Yes, this is business as usual. But it has consequences for real people. More American families are suffering through a winter of unemployment. Kids in too many families won't get adequate health care. We are failing to confront the climate crisis that threatens our national and economic security.

The corporate influence in politics isn't good for people, it's not good for democracy, and it's not even good for capitalism. The housing bubble's growth, securitization, and collapse hurt everyone—businesses, communities, and individuals alike. Rather than opening up new markets, lobbying typically helps incumbent industries prevail over start-ups. Huge subsidies for oil companies mean that American solar and wind companies are less competitive than those in other nations. In this context, a genuinely free market, without lobbyist-induced favoritism, would be a step in the right direction.

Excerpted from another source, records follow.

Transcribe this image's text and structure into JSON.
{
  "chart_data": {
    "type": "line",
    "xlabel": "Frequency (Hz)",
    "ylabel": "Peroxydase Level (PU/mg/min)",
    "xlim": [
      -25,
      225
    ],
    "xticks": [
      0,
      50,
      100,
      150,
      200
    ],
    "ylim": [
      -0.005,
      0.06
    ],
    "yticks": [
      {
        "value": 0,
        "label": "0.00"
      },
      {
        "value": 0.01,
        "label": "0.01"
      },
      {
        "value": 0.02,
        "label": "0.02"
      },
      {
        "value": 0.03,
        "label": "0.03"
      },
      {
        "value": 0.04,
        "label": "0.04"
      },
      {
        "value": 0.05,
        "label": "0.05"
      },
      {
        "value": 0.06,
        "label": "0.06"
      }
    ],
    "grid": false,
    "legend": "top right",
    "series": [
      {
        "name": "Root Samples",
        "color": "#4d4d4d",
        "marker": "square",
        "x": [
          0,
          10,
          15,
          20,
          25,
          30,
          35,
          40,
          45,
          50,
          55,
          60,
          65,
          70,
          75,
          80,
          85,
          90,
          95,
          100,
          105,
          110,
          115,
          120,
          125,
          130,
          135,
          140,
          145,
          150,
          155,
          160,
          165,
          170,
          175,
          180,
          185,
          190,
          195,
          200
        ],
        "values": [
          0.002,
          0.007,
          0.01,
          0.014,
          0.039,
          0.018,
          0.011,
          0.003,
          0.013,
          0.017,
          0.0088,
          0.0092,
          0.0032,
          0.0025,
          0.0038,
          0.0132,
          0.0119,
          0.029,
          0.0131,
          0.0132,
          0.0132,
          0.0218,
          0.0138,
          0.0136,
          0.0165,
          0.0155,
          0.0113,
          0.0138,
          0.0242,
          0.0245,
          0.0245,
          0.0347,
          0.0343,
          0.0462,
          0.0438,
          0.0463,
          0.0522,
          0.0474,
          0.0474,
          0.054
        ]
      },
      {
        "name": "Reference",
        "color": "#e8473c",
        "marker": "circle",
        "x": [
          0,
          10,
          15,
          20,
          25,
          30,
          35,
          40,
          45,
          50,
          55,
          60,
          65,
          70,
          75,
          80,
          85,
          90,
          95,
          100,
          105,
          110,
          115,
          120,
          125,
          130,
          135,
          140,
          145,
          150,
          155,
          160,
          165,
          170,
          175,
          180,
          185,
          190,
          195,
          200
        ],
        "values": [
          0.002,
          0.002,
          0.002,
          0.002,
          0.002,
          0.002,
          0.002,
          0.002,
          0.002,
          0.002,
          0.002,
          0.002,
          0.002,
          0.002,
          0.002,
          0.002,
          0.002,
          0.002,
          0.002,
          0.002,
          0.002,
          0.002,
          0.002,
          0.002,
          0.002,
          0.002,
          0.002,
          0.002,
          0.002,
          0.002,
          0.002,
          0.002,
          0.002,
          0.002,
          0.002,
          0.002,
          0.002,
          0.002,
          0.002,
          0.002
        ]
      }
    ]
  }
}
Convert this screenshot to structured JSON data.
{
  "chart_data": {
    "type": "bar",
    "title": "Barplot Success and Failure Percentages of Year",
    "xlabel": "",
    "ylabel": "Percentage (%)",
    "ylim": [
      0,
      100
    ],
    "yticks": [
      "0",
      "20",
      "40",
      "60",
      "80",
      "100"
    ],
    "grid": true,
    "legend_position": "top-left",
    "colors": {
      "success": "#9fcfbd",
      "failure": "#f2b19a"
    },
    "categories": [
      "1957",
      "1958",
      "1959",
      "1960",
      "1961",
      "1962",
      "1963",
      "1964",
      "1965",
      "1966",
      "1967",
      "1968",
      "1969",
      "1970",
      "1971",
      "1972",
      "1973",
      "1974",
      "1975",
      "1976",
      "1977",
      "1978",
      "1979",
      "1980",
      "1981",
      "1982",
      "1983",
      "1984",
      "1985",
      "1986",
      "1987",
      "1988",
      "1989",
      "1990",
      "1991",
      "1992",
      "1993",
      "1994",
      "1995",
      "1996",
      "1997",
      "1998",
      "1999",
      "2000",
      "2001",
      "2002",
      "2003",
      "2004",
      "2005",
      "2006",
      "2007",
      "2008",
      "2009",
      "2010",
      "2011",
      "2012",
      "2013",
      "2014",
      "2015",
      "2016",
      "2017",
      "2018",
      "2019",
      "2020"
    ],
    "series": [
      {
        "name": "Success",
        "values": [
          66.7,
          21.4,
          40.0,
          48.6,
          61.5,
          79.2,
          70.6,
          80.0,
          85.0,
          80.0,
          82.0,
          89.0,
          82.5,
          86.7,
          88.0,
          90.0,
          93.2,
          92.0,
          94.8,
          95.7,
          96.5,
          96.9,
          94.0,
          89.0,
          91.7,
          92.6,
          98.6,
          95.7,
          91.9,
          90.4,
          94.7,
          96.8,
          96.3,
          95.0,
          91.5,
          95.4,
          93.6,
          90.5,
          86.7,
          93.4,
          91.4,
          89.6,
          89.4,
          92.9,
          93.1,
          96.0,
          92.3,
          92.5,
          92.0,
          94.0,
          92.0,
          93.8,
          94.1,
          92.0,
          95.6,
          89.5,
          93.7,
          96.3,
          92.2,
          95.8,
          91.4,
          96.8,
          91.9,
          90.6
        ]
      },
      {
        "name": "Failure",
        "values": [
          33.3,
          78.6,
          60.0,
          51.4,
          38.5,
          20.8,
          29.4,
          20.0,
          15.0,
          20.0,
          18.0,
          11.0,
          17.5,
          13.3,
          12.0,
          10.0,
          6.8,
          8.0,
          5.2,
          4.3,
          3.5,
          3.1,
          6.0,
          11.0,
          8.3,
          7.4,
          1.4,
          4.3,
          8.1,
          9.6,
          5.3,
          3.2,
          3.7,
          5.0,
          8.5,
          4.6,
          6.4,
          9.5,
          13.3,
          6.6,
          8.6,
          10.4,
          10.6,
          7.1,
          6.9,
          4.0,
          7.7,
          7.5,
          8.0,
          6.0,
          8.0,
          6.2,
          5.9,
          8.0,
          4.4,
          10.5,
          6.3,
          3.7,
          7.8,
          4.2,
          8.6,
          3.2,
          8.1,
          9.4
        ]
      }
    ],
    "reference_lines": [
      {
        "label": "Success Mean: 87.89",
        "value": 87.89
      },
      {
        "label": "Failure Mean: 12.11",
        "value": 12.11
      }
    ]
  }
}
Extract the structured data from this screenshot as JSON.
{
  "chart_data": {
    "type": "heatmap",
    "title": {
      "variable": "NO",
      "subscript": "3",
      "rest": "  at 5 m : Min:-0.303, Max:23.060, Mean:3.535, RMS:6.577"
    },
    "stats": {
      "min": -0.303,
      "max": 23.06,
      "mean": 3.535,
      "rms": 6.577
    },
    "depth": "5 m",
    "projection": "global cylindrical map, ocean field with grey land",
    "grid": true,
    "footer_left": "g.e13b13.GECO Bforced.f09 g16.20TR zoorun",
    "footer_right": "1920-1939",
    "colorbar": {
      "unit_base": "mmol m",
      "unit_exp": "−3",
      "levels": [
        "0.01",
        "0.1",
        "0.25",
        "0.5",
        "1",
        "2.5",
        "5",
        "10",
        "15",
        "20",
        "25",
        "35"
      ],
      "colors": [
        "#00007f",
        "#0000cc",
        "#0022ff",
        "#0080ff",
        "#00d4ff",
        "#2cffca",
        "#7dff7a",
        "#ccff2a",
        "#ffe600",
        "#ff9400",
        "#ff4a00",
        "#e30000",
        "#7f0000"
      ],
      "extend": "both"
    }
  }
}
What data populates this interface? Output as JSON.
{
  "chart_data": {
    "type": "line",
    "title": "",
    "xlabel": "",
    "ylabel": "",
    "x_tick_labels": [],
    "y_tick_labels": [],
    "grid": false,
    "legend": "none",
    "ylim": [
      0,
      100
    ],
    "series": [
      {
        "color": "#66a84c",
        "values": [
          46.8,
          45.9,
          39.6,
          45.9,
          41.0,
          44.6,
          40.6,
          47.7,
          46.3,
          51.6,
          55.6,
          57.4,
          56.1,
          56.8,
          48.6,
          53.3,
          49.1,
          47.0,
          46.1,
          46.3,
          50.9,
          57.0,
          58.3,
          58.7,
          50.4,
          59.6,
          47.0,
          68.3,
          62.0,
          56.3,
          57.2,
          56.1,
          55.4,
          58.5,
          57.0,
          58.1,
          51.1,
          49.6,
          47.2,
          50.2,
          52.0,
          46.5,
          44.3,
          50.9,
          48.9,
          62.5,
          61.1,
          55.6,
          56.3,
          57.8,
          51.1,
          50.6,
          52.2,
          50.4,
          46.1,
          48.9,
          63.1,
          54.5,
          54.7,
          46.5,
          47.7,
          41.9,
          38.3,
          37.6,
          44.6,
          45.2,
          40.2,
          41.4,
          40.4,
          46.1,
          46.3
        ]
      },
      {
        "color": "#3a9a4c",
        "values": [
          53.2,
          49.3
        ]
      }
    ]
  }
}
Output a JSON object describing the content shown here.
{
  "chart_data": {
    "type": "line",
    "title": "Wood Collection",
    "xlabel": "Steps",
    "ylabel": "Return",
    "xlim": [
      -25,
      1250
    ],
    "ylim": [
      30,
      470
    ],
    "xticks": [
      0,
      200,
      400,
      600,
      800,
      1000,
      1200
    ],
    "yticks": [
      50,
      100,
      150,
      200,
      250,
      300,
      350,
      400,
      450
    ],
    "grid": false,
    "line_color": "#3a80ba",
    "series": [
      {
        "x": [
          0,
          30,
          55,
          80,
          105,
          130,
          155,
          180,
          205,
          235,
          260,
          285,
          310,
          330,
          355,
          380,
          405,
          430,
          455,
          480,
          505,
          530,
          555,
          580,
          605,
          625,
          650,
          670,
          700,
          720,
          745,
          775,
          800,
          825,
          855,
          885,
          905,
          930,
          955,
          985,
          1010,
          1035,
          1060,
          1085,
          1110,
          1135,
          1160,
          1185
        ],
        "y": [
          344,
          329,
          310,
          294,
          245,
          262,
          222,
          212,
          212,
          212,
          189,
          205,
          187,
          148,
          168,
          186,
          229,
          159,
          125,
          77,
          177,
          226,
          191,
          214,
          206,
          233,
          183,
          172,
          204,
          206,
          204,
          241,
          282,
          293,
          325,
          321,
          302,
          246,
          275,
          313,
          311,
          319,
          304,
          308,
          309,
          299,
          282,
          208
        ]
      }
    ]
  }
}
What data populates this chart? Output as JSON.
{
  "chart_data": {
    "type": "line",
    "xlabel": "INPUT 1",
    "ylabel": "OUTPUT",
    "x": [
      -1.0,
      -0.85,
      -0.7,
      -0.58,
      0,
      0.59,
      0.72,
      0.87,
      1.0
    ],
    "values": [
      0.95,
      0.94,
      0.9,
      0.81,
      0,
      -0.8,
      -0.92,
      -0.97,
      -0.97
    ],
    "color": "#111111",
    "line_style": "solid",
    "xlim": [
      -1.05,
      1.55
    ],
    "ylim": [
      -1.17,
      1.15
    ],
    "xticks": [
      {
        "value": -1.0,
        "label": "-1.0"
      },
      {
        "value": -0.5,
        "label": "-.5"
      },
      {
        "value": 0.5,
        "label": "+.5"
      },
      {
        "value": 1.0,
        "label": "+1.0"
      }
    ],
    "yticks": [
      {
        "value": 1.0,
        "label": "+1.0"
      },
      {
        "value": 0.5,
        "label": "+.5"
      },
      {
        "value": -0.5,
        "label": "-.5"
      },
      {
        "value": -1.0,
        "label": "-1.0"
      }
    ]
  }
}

These giveaways are as offensive to many people on the right as the left. And libertarians, Tea Partiers and MoveOn members can find common cause in reforming this corrupted system.

Mr. Obama, to his credit, has done more than any sitting president in a generation to counter the influence of lobbyists. But it's not enough. And of course it's not just his problem—Congress is more beholden to corporate interests than the executive branch.

We urgently need to restore our ability to govern for the common interest. That's the overarching task of 2010 (and beyond) for progressives. Here are three places we can start:

• Public financing of congressional elections. The Supreme Court is busy dismantling the McCain-Feingold campaign-finance act, which makes it all the more urgent that candidates who don't have a powerful industry backing them can get heard. Public financing for all federal elections would cost less than $1 billion a year, compared to the hundreds of billions that oil companies alone make as a result of sweetheart tax breaks.

• Eliminate our current corporate subsidies, and start with a clean slate. No more subsidies for oil drilling. No more subsidies for pharmaceutical companies. In theory, progressives and conservatives ought to be able to align on this one. And if we do it, the payoff is enormous—billions that we can return to taxpayers and invest in real economic growth.

• Apply to Congress the new lobbying restrictions that the president has established for the executive branch and the stimulus. Too many elected officials cash in on their time in office by becoming lobbyists for the industries they used to regulate.

Fix the System
Enacting these changes won't be easy. But there's one big thing working in favor of real reform: It's clear to just about all of us that the current system doesn't work. We live in the shadow of a decade of lobby-rigged markets and see the results every day in the unemployment numbers and food-stamp counts.

And we're angry about it. If we put that anger into action, we might just see the era of reform and change President Obama promised. As he said on election night, "This victory alone is not the change we seek. It is only the chance for us to make that change. And that cannot happen if we go back to the way things were."

— Mr. Pariser is president of MoveOn.org and blogs at elipariser.com.